After dawning the fresh clothes, I come out to find Sarah and the others, all listening to Joe as he tells them what happened. The last time I was this scared of my wife was when she threatened to take Claire away from me if I didn’t get clean. I suppose that was the first time she saved me.
She takes it surprisingly well, even laughing when Joe tells her about my shoes. I’m going to spend the rest of my life with that woman and I don’t think she’ll ever stop surprising me. When then story is told, lunch is served and the smashed sandwiches are thrown away. We eat until we can barely move and then we sit and talk. It isn’t until nearly dusk that I catch a look from Joe. It’s just a flicker of his eyes from me to the shed on the side of his house. I excuse myself from the table and, taking a detour through the house, walk over to the shed. A moment later, Joe comes limping up.
“What’s up?” I ask.
“I wasn’t lying when I said the county wouldn’t listen to me about blocking that mine. I have to scare kids away from it twice a week.”

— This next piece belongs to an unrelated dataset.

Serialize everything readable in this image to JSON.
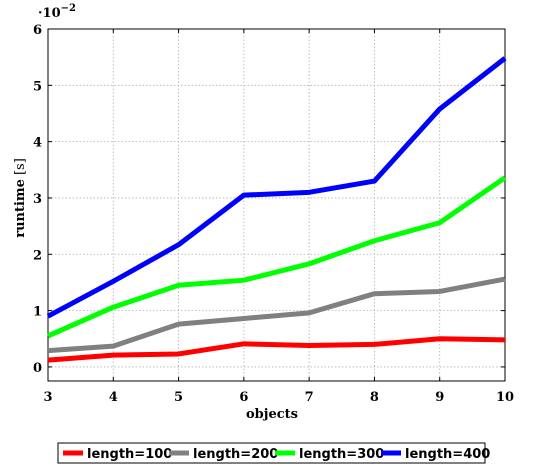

“Why won’t they listen to you?”
He snorts. “They don’t like coming out here unless they have to. Useless idgets.”
“Well, we’ll just have to make them then.“
Joe shakes his head. “No, no, no. I’ve got a better idea.” He flashes a ring of keys from his pocket and uses one of them to unlock the shed. Inside are a variety of gardening tools and a duffel bag that’s been rolled up in housing insulation. “The wife doesn’t like me having these but I thought they might come in handy.”
“What is it?”
“Dynamite. Got it from an old friend that ate more fish than the rangers liked. I want to blow the damn thing closed.”
“Is that safe?”
“Safer than jumping into a sinkhole with no one to pull you out, safer than leaving the damn thing open if you ask me. The ladies might not agree though so we got to do it quick before they find out what we’re up to.”
I clap him on the shoulder and, quietly as we can, Joe and I head back to the cave. In the duffel along with two dozen burgundy sticks is a length of fuse on a reel with plenty to spare. Together, we walk up to the mouth that swallowed me whole and put the dynamite right in its teeth. Once we’ve reached a safe distance with a good view, Joe hands me a book of matches. With hands as steady as stones, I light the fuse.